Using Neural Networks for Data Manipulation


Perhaps related to this question, but my goal is to have a network perform a manipulation on an input image and output the resulting image data.

In the event this question lacks clarity, I would be glad to delve into deeper detail of my problem in the comments. However, I'll try to be as non-case-specific as possible, to make this question of use to others.

The Problem

I have a plethora of training data consisting of images before and after the proposed manipulation. My question relates to how I can train 1-to-1 each pixel using Caffe. My loss should take the form of something that computes the difference between the two images.

If I have my last fully-connected/inner-product layer outputting channels * height * width and I have my label of the expected output image (same dimensions) what type of loss+accuracy structure should I use?

My Case

I've tried simply passing the inner-product data to a sigmoid cross-entropy loss with my label data, but it doesn't seem to be a supported method.

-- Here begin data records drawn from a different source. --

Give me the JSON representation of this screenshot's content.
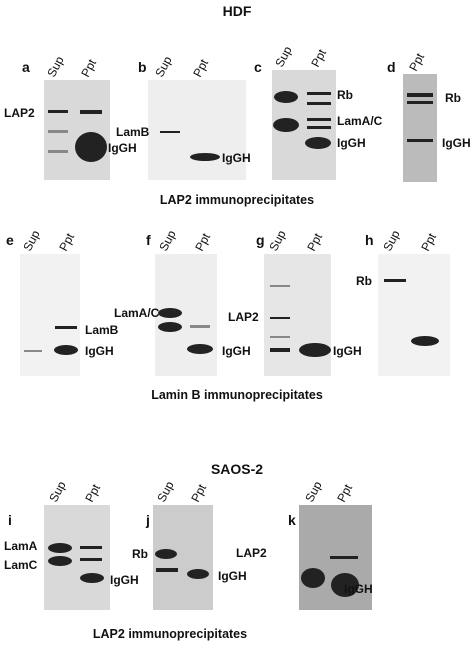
{
  "headers": [
    "HDF",
    "SAOS-2"
  ],
  "captions": [
    "LAP2 immunoprecipitates",
    "Lamin B immunoprecipitates",
    "LAP2 immunoprecipitates"
  ],
  "panels": [
    {
      "letter": "a",
      "lanes": [
        "Sup",
        "Ppt"
      ],
      "labels": [
        "LAP2",
        "IgGH"
      ]
    },
    {
      "letter": "b",
      "lanes": [
        "Sup",
        "Ppt"
      ],
      "labels": [
        "LamB",
        "IgGH"
      ]
    },
    {
      "letter": "c",
      "lanes": [
        "Sup",
        "Ppt"
      ],
      "labels": [
        "Rb",
        "LamA/C",
        "IgGH"
      ]
    },
    {
      "letter": "d",
      "lanes": [
        "Ppt"
      ],
      "labels": [
        "Rb",
        "IgGH"
      ]
    },
    {
      "letter": "e",
      "lanes": [
        "Sup",
        "Ppt"
      ],
      "labels": [
        "LamB",
        "IgGH"
      ]
    },
    {
      "letter": "f",
      "lanes": [
        "Sup",
        "Ppt"
      ],
      "labels": [
        "LamA/C",
        "IgGH"
      ]
    },
    {
      "letter": "g",
      "lanes": [
        "Sup",
        "Ppt"
      ],
      "labels": [
        "LAP2",
        "IgGH"
      ]
    },
    {
      "letter": "h",
      "lanes": [
        "Sup",
        "Ppt"
      ],
      "labels": [
        "Rb"
      ]
    },
    {
      "letter": "i",
      "lanes": [
        "Sup",
        "Ppt"
      ],
      "labels": [
        "LamA",
        "LamC",
        "IgGH"
      ]
    },
    {
      "letter": "j",
      "lanes": [
        "Sup",
        "Ppt"
      ],
      "labels": [
        "Rb",
        "IgGH"
      ]
    },
    {
      "letter": "k",
      "lanes": [
        "Sup",
        "Ppt"
      ],
      "labels": [
        "LAP2",
        "IgGH"
      ]
    }
  ]
}
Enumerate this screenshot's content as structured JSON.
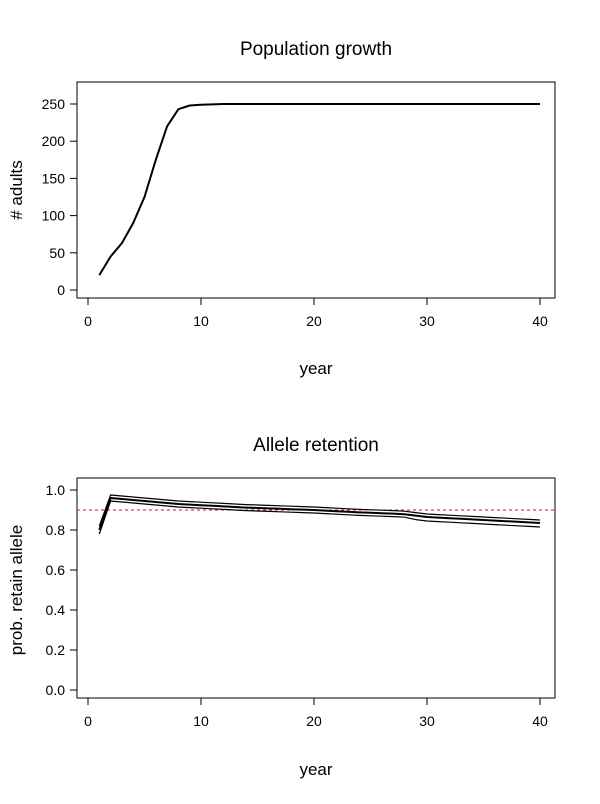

My labels are non integer values, as they are pixel RGB data between 0 and 1 (Note: I could use integers in the form of 0 to 255) and Caffe seems to interpret labels as categories as opposed to simple values.

I could have 255 categories per pixel channel, but that would result in 255 * 3 channels * 256 height * 256 width = 50,135,040 categories, which is absurdly over complicating what I'm trying to achieve.

My Questions

  • Does Caffe natively support what I'm trying to achieve?
    • If so, how should I change my structure to conform to these specification?
    • If not, do any other neural network frameworks such as Torch support this?
  • Is there a name for the type of problem I'm trying to solve with my network (certainly not categorical classification)?
    • What has been used in the past to solve this style of problem?

Sources With Potential Value


Solution

  • The loss layer you are looking for is Euclidean loss layer (Mean Squared Error):

    layers {
      name: "loss"
      type: EUCLIDEAN_LOSS
      top: "loss"
      bottom: "CONVX_15"
      bottom: "labels"
    }
    

    Your problem is multivariate regression and you have to use loss which is suitable for it. Sigmoid cross-entropy loss is for classification, where the target values (labels) have to be between 0 and 1 (e.g. probability that a pixel is on/off).

    With euclidean loss, be carefull to manage your gradients. Keep your target values in range <0,1> and use Xavier weight initialization. Still, you will probably need to set lower learning rate compared to classification problems to keep the SGD from exploding.